Viewed as a social lubricant in many societies, beer is the world's most popular alcoholic drink, consumed in countries across the globe.
Nevertheless, Hong Kong's beer market in Hong Kong is shrinking, according to Terry Yu, deputy general manager, Carlsberg Hong Kong Limited. Where local consumption declined by two per cent last year, it decreased by a further four per cent this year.
"This is the result of a shift in customer taste, reflecting a preference for wine and whisky. Consumers' spending patterns are also changing. For example, more people are crossing the border for entertainment," Mr Yu explains. "Thirdly, the ban on smoking has been extended to nearly all public areas, including karaoke venues and restaurants. Since many beer lovers enjoy smoking cigarettes at the same time, beer consumption drops when they stop visiting those entertainment venues."
Yet, in spite of the challenges, Carlsberg has come up with a number of creative marketing strategies. Image consolidation is underway to boost sales of Carlsberg Green Label — the company's best-known brand; along with a commitment to maintain a full portfolio of beverages for its consumers.
"Since we have strong logistical support, including our own warehouse and transportation teams, we can maximise the use of existing resources for distribution of other beverage products," Mr Yu notes. "When the market structure becomes more fragmented, we can't rely on a single brand to maintain our position."
Currently, Carlsberg Hong Kong is responsible for the sales and marketing of more than a dozen beverage brands. The product range spans from economically priced lager targeting consumers seeking value for money to the world's number one stout with its distinctive features in look and flavour. "Fun, hip and in" drinks like Jolly Shandy with a low alcohol content are also promoted to complement leisure aspirations across various generations.
Mr Yu points out that the company is looking at the introduction of German wheat beer Erdinger and that it will continue to explore new possibilities.

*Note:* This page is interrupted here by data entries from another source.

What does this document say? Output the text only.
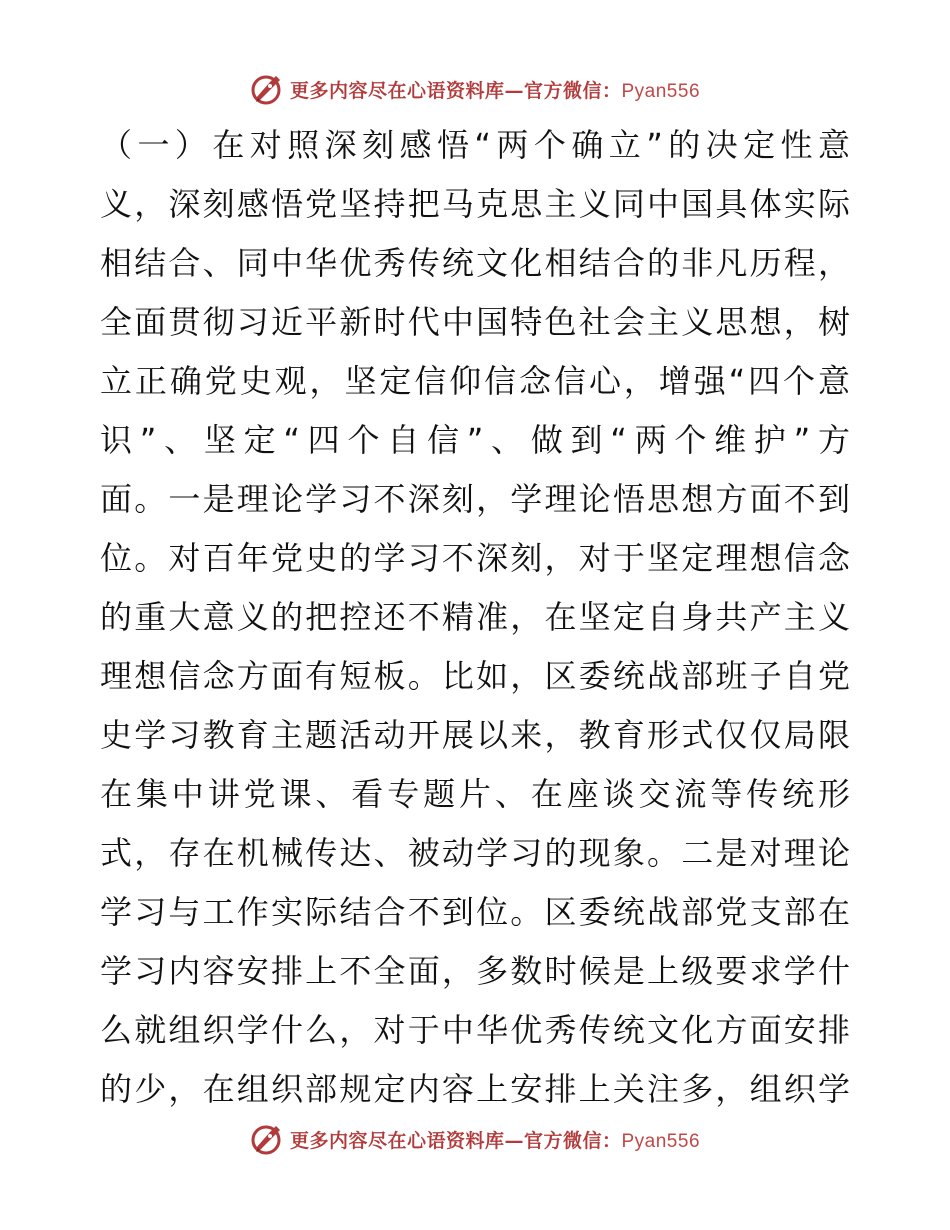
更多内容尽在心语资料库—官方微信：Pyan556
（一）在对照深刻感悟“两个确立”的决定性意
义，深刻感悟党坚持把马克思主义同中国具体实际
相结合、同中华优秀传统文化相结合的非凡历程，
全面贯彻习近平新时代中国特色社会主义思想，树
立正确党史观，坚定信仰信念信心，增强“四个意
识”、坚定“四个自信”、做到“两个维护”方
面。一是理论学习不深刻，学理论悟思想方面不到
位。对百年党史的学习不深刻，对于坚定理想信念
的重大意义的把控还不精准，在坚定自身共产主义
理想信念方面有短板。比如，区委统战部班子自党
史学习教育主题活动开展以来，教育形式仅仅局限
在集中讲党课、看专题片、在座谈交流等传统形
式，存在机械传达、被动学习的现象。二是对理论
学习与工作实际结合不到位。区委统战部党支部在
学习内容安排上不全面，多数时候是上级要求学什
么就组织学什么，对于中华优秀传统文化方面安排
的少，在组织部规定内容上安排上关注多，组织学
更多内容尽在心语资料库—官方微信：Pyan556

To cater for the sales and marketing needs linked to this wide spectrum of quality beverages, a variety of advertising campaigns are in the pipeline.
In most of Carlsberg's promotional activities, innovative ideas are incorporated with the company's core values. From this summer onwards, draught beer lovers will detect an extra crispness in their drinks dispensed from kegs. Mr Yu elaborates, "Draught beer in bars is normally served at four degrees Celsius. But using our inventive newly designed kegs with an extra chiller, we can cool it to zero degrees. As summer temperatures soar, consumers can take their beers outside for leisurely drinking, a great way to enjoy beer. This promotion was launched in Lan Kwai Fong last month.

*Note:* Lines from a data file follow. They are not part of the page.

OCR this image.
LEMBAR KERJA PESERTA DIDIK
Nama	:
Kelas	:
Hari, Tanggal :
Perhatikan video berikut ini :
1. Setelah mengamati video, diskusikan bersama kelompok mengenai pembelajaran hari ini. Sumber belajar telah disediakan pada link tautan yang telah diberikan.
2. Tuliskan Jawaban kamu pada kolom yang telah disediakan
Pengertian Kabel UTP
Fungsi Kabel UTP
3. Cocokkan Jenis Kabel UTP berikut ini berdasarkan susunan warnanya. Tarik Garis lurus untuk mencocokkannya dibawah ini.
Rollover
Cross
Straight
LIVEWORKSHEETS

Although Mr Yu anticipates positive results from Carlsberg's promotions, he says, it is more important to have faith when implementing such marketing exercises. "Sometimes you can gauge the outcome through statistics such as sales figures and the number of participants in an event. There are also sets of parameters, such as research findings following certain advertisements. However, in many cases, we can only see blurred indications. The most important of all, we believe in what we are doing."
Believing that people who like beer often have a passion for football, Carlsberg has been sponsoring events related to the sport for years. "We already have 14 years of consistent cooperation with Liverpool Football Club and have just signed another contract. We can't quantify the exact returns from our investment in sporting events. But we are often seen as the official beer of major football fiestas," Mr Yu adds.
To cope with business development in all areas of sales, Carlsberg Hong Kong is recruiting business development officers. The candidates should be dynamic and outgoing to assume the role of building good relationships with customers.
Primarily, new recruits should be open-minded and aggressive enough to take the initiative to win market share as they will be required not only to maintain the existing pool of customers, but also to bring new ones on board. In addition to broadening distribution coverage, they will also be expected to sell more products to individual accounts. Talented individuals should also be able to adapt to different working environments, including hotels, clubs and cooked-food stalls.
"Apart from performing sales jobs, business development officers have a key function in marketing too," Mr Yu adds. "As they understand the clients better than any other employees, they are able to act as a link between the company and the people it serves. They need to share their knowledge of client corporations to improve our marketing approaches."
Flexibility is therefore an advantage in climbing the career ladder in this unique business, where professional satisfaction is enhanced by an enjoyable work environment, Mr Yu concludes.